Speaking of blunders, the athletic department has had a few:
- Chuck Cantor walks out the door single handily tanking 3 seasons of recruiting
- Having players complain about Turkey bacon
- Selling seats that don't exist
- Tease a uniform reveal and then delay
- Then delay even further until it's leaked on youtube by a NCAA CFB 25 steamer
- Put seat backs in stadium to annoy everyone and then have to remove them all because no one sat in them
- Pete
- Wakeyleaks – not because we cheated, but we cheated ourselves to a 0-0 tie game at the end of regulation, we suck at cheating too
- Having to fire someone in their first year for impermissible use of government funds.
- Marketing field level seats before you cover up the plywood, really was Jo Ann fabrics closed?
- The weights weigh the same
- VT athletics is marketed differently than the school (hate the logo so hard not to side with Whit)

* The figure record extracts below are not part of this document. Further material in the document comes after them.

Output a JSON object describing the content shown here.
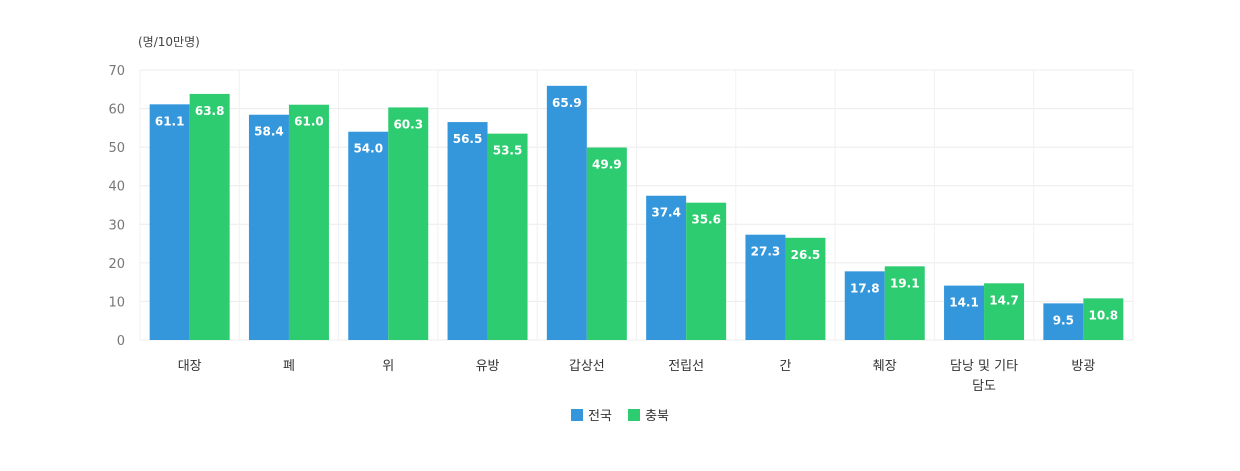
{
  "chart_data": {
    "type": "bar",
    "unit_label": "(명/10만명)",
    "categories": [
      "대장",
      "폐",
      "위",
      "유방",
      "갑상선",
      "전립선",
      "간",
      "췌장",
      "담낭 및 기타 담도",
      "방광"
    ],
    "category_lines": [
      [
        "대장"
      ],
      [
        "폐"
      ],
      [
        "위"
      ],
      [
        "유방"
      ],
      [
        "갑상선"
      ],
      [
        "전립선"
      ],
      [
        "간"
      ],
      [
        "췌장"
      ],
      [
        "담낭 및 기타",
        "담도"
      ],
      [
        "방광"
      ]
    ],
    "series": [
      {
        "name": "전국",
        "color": "#3597db",
        "values": [
          61.1,
          58.4,
          54.0,
          56.5,
          65.9,
          37.4,
          27.3,
          17.8,
          14.1,
          9.5
        ]
      },
      {
        "name": "충북",
        "color": "#2ecc71",
        "values": [
          63.8,
          61.0,
          60.3,
          53.5,
          49.9,
          35.6,
          26.5,
          19.1,
          14.7,
          10.8
        ]
      }
    ],
    "ylim": [
      0,
      70
    ],
    "yticks": [
      0,
      10,
      20,
      30,
      40,
      50,
      60,
      70
    ],
    "legend_position": "bottom-center",
    "grid": true
  }
}
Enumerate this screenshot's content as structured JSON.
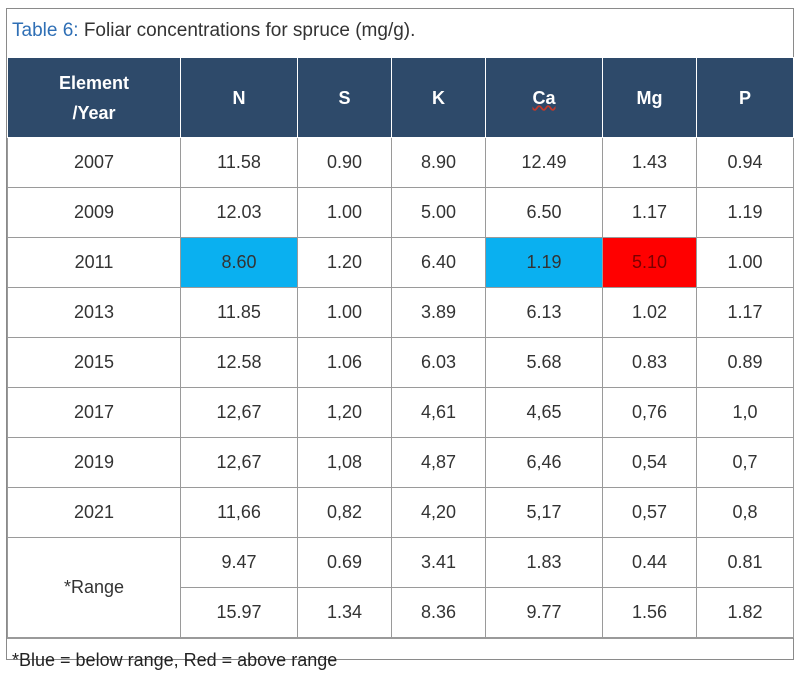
{
  "caption": {
    "label": "Table 6:",
    "text": "Foliar concentrations for spruce (mg/g)."
  },
  "headers": {
    "year_line1": "Element",
    "year_line2": "/Year",
    "cols": [
      "N",
      "S",
      "K",
      "Ca",
      "Mg",
      "P"
    ]
  },
  "rows": [
    {
      "year": "2007",
      "values": [
        "11.58",
        "0.90",
        "8.90",
        "12.49",
        "1.43",
        "0.94"
      ]
    },
    {
      "year": "2009",
      "values": [
        "12.03",
        "1.00",
        "5.00",
        "6.50",
        "1.17",
        "1.19"
      ]
    },
    {
      "year": "2011",
      "values": [
        "8.60",
        "1.20",
        "6.40",
        "1.19",
        "5.10",
        "1.00"
      ]
    },
    {
      "year": "2013",
      "values": [
        "11.85",
        "1.00",
        "3.89",
        "6.13",
        "1.02",
        "1.17"
      ]
    },
    {
      "year": "2015",
      "values": [
        "12.58",
        "1.06",
        "6.03",
        "5.68",
        "0.83",
        "0.89"
      ]
    },
    {
      "year": "2017",
      "values": [
        "12,67",
        "1,20",
        "4,61",
        "4,65",
        "0,76",
        "1,0"
      ]
    },
    {
      "year": "2019",
      "values": [
        "12,67",
        "1,08",
        "4,87",
        "6,46",
        "0,54",
        "0,7"
      ]
    },
    {
      "year": "2021",
      "values": [
        "11,66",
        "0,82",
        "4,20",
        "5,17",
        "0,57",
        "0,8"
      ]
    }
  ],
  "range": {
    "label": "*Range",
    "low": [
      "9.47",
      "0.69",
      "3.41",
      "1.83",
      "0.44",
      "0.81"
    ],
    "high": [
      "15.97",
      "1.34",
      "8.36",
      "9.77",
      "1.56",
      "1.82"
    ]
  },
  "highlight_colors": {
    "below_range": "#0ab0f0",
    "above_range": "#ff0000",
    "header_bg": "#2e4a6a"
  },
  "footnote": "*Blue = below range, Red = above range"
}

- Coaches were fining players
- Apparel deal
- Apparel Extension
- 2019 handling of the 1999 Football Team
- Alumni Relations for former athletes
- Hokie Club (which issues predate Whit)
- Hotel issues when playing WVU – you book a hotel in Pittsburgh and bus it down
- Scheduling ODU for the foreseeable future
- Scheduling Liberty
I am sure I am missing but I know it's something. But a lot of issues where no one takes the time to think what the outcomes are. No one double checks the photos or the tweets to make sure we look good. I feel we copy other schools too much that actually lead the way with innovative thinking. Cause if the weights weigh the same and every other school has way more people lifting then we have to do more with less which always means cutting corners, ignoring cracks, making drafts final. It's an industry that demands you outwork everyone else, but you can't, no one can. Frank Beamer built VT with innovation. Every coach works hard, but he is a HoF coach because no one used special teams like he did. No one ran defenses like Bud.
It feels like there is a lot of status quo in the athletic department right now. Sure, we have improved social media and marketing but we didn't force the bad employees out, they left on their own. Our revenue streams feel very stagnant. While we've had great coaching hires, we have equally great coaching losses. The department doesn't feel like it is moving forward, which can be an issue with growth. Growth is hard.
I am not sure where I stand on Whit after writing this, but something needs to change, because VT won't win straight up against most schools, which is what it feels like we are poorly trying to do. We to be different, we need to innovate.